Open rubencosta opened 1 month ago
Please show the nats
commands with --trace set for the ones that fail
thank you
Please show the
nats
commands with --trace set for the ones that failthank you
Thanks @ripienaar, I have updated the description although there were no extra logs.
Hmm, ok, thats a pity - essential to figure it out, ok I'll try to reproduce and add some debug info. Will move to CLI repo for now
@ripienaar I should add that we have first observed this in our app code using the go client with a cluster deployed in Kubernetes. I used nats
cli for the simplest reproduction case I could manage.
Sample go code would be good also - nats
uses its own client library to it might be a bit weird if I have bugs hehe...but I'll look into it anyway.
Currently the meta layer requires all peers to be online to place. That information is updated async, so could be that meta layer did not process the offline state when it allows.
We have had some requests from customers that would allow for peer selection with just quorum semantics..
@derekcollison Not sure if I understand what you mean, but maybe this helps.
Here we can see that after stopping the node c
, the state is correctly reported in the RAFT Meta Group Information while still being able to reproduce the issue.

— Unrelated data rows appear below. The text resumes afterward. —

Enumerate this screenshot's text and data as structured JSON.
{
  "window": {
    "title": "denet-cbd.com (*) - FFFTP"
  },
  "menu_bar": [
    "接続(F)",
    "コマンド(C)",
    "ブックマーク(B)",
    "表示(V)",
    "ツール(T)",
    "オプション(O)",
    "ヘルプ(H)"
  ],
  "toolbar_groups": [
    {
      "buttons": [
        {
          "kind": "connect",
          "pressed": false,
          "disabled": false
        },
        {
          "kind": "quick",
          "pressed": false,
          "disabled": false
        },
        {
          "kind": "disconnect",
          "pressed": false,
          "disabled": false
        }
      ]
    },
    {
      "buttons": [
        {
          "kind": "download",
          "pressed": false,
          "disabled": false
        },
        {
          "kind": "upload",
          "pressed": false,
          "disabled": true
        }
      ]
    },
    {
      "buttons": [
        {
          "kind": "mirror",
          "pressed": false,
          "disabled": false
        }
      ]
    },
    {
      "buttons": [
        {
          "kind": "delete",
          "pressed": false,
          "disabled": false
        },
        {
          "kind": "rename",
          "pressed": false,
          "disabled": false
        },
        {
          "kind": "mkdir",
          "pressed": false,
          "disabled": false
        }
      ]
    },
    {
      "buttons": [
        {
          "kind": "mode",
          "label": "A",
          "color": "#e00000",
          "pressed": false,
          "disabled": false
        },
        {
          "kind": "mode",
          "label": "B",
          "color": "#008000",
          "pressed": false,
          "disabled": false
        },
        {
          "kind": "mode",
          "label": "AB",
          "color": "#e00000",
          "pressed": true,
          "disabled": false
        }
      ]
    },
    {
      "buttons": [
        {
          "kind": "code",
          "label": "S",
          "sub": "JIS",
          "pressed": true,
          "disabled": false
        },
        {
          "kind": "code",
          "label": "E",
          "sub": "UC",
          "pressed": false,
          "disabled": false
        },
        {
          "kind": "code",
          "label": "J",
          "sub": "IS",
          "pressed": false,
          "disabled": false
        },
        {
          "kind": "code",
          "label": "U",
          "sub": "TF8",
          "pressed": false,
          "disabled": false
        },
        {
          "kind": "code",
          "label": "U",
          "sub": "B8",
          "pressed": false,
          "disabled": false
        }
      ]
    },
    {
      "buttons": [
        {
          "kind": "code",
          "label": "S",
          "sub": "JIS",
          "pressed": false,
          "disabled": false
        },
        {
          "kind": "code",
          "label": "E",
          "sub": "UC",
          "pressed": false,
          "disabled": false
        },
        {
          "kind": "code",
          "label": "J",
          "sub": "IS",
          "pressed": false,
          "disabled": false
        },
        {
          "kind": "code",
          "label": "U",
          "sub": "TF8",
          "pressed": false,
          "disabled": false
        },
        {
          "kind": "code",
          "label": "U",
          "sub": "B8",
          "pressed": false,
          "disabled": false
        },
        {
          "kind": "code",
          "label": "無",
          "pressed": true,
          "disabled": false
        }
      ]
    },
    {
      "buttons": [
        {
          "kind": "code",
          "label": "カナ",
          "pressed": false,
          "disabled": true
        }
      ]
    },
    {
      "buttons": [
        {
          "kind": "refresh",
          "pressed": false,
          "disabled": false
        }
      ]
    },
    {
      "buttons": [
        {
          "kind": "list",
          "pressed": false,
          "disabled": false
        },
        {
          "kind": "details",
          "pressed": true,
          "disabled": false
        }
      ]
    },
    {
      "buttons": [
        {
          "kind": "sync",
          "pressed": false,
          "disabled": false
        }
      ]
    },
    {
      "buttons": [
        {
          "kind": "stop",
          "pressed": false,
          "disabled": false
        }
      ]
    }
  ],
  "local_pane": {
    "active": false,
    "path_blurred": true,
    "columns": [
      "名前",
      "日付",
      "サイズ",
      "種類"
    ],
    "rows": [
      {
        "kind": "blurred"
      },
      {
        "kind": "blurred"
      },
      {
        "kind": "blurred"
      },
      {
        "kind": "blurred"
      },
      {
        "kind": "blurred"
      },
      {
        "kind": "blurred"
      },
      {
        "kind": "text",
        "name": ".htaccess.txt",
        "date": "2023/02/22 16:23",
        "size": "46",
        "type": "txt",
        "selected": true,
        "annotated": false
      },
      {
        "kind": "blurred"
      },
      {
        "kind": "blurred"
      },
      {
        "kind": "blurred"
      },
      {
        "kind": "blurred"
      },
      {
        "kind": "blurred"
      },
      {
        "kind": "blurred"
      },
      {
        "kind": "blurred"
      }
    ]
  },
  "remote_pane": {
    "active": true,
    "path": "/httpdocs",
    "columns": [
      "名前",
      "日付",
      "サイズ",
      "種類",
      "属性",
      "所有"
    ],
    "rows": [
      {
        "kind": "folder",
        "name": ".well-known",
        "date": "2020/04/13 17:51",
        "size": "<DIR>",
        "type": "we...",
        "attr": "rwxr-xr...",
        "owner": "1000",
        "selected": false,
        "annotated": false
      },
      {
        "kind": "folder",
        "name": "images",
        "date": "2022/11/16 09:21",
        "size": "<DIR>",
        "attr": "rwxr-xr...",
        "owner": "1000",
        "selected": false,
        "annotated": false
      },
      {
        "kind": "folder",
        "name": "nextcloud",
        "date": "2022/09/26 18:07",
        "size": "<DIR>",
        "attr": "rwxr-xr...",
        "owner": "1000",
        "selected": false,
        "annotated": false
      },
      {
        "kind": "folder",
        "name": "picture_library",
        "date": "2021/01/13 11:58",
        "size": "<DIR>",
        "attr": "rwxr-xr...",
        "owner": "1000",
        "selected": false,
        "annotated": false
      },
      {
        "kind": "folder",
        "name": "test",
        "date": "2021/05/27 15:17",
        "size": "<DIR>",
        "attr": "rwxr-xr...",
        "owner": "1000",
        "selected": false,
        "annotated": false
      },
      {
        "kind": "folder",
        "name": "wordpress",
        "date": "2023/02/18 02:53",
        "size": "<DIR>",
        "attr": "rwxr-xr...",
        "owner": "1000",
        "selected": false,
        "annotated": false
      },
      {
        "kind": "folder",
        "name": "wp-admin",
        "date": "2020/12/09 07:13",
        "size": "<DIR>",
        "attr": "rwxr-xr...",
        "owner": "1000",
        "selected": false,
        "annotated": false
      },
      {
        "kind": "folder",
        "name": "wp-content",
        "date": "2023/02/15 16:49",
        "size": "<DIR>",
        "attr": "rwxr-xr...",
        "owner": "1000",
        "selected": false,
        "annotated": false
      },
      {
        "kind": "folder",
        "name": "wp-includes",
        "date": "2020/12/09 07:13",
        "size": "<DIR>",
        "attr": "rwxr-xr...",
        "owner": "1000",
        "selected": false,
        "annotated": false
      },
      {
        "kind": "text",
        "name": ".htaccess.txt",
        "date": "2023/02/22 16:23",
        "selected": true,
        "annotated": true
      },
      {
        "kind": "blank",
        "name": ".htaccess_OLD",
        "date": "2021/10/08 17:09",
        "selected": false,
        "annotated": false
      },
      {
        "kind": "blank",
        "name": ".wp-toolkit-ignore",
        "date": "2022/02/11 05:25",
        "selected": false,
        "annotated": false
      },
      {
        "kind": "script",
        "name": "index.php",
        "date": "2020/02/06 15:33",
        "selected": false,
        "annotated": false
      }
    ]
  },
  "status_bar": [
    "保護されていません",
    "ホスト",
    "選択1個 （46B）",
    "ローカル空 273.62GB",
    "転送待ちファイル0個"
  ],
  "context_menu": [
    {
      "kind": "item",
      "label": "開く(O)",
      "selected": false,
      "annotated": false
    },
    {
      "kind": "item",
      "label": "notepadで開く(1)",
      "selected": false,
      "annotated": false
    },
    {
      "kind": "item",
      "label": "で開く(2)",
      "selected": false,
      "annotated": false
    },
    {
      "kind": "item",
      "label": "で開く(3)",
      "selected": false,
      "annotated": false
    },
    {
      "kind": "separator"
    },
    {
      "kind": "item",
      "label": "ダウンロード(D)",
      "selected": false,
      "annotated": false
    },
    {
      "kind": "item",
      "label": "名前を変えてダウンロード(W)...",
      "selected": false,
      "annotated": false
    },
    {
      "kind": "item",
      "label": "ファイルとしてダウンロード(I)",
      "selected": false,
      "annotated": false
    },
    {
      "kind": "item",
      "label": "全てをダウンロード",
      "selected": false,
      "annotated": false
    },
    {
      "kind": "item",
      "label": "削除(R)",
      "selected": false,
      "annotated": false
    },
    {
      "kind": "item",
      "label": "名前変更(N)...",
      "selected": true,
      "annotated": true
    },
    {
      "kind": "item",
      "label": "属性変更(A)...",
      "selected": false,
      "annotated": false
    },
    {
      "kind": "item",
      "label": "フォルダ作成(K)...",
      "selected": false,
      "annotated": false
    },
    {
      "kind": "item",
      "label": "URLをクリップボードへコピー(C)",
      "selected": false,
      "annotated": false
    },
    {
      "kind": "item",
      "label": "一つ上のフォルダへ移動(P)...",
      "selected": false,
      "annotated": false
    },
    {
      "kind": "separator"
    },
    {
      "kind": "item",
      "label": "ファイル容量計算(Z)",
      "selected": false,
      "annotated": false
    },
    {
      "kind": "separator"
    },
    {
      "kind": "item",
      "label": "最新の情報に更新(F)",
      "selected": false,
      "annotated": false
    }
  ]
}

╭──────────────────────────────────────────────────────────────────────────────────────────────────────╮
│ JetStream Summary │
├────────┬──────────────┬─────────┬───────────┬──────────┬───────┬────────┬──────┬─────────┬───────────┤
│ Server │ Cluster │ Streams │ Consumers │ Messages │ Bytes │ Memory │ File │ API Req │ API Err │
├────────┼──────────────┼─────────┼───────────┼──────────┼───────┼────────┼──────┼─────────┼───────────┤
│ a │ test-cluster │ 1 │ 0 │ 1 │ 24 B │ 24 B │ 0 B │ 0 │ 0 │
│ b* │ test-cluster │ 1 │ 0 │ 1 │ 24 B │ 24 B │ 0 B │ 8 │ 1 / 12.5% │
├────────┼──────────────┼─────────┼───────────┼──────────┼───────┼────────┼──────┼─────────┼───────────┤
│ │ │ 2 │ 0 │ 2 │ 48 B │ 48 B │ 0 B │ 8 │ 1 │
╰────────┴──────────────┴─────────┴───────────┴──────────┴───────┴────────┴──────┴─────────┴───────────╯
╭───────────────────────────────────────────────────────────────────────╮
│ RAFT Meta Group Information │
├─────────────────┬──────────┬────────┬─────────┬────────┬────────┬─────┤
│ Connection Name │ ID │ Leader │ Current │ Online │ Active │ Lag │
├─────────────────┼──────────┼────────┼─────────┼────────┼────────┼─────┤
│ a │ GR5IGR3G │ │ true │ true │ 97ms │ 0 │
│ b │ 0ZkM0vRC │ yes │ true │ true │ 0s │ 0 │
│ c │ k1i3jIye │ │ false │ false │ 19.10s │ 1 │
╰─────────────────┴──────────┴────────┴─────────┴────────┴────────┴─────╯
❯
nats subscribe test --all --trace
19:09:22 Subscribing to JetStream Stream holding messages with subject test starting with the first message received
<<< Reply Subject: $JS.ACK.test.yEK7pGyN.1.1.1.1717693739474051672.0
[#1] Received JetStream message: stream: test seq 1 / subject: test / time: 2024-06-06T19:08:59+02:00
test
^C⏎
❯
nats subscribe test --all --trace
19:09:26 Subscribing to JetStream Stream holding messages with subject test starting with the first message received
nats: error: context deadline exceeded
Is the stream a interest or workqueue stream?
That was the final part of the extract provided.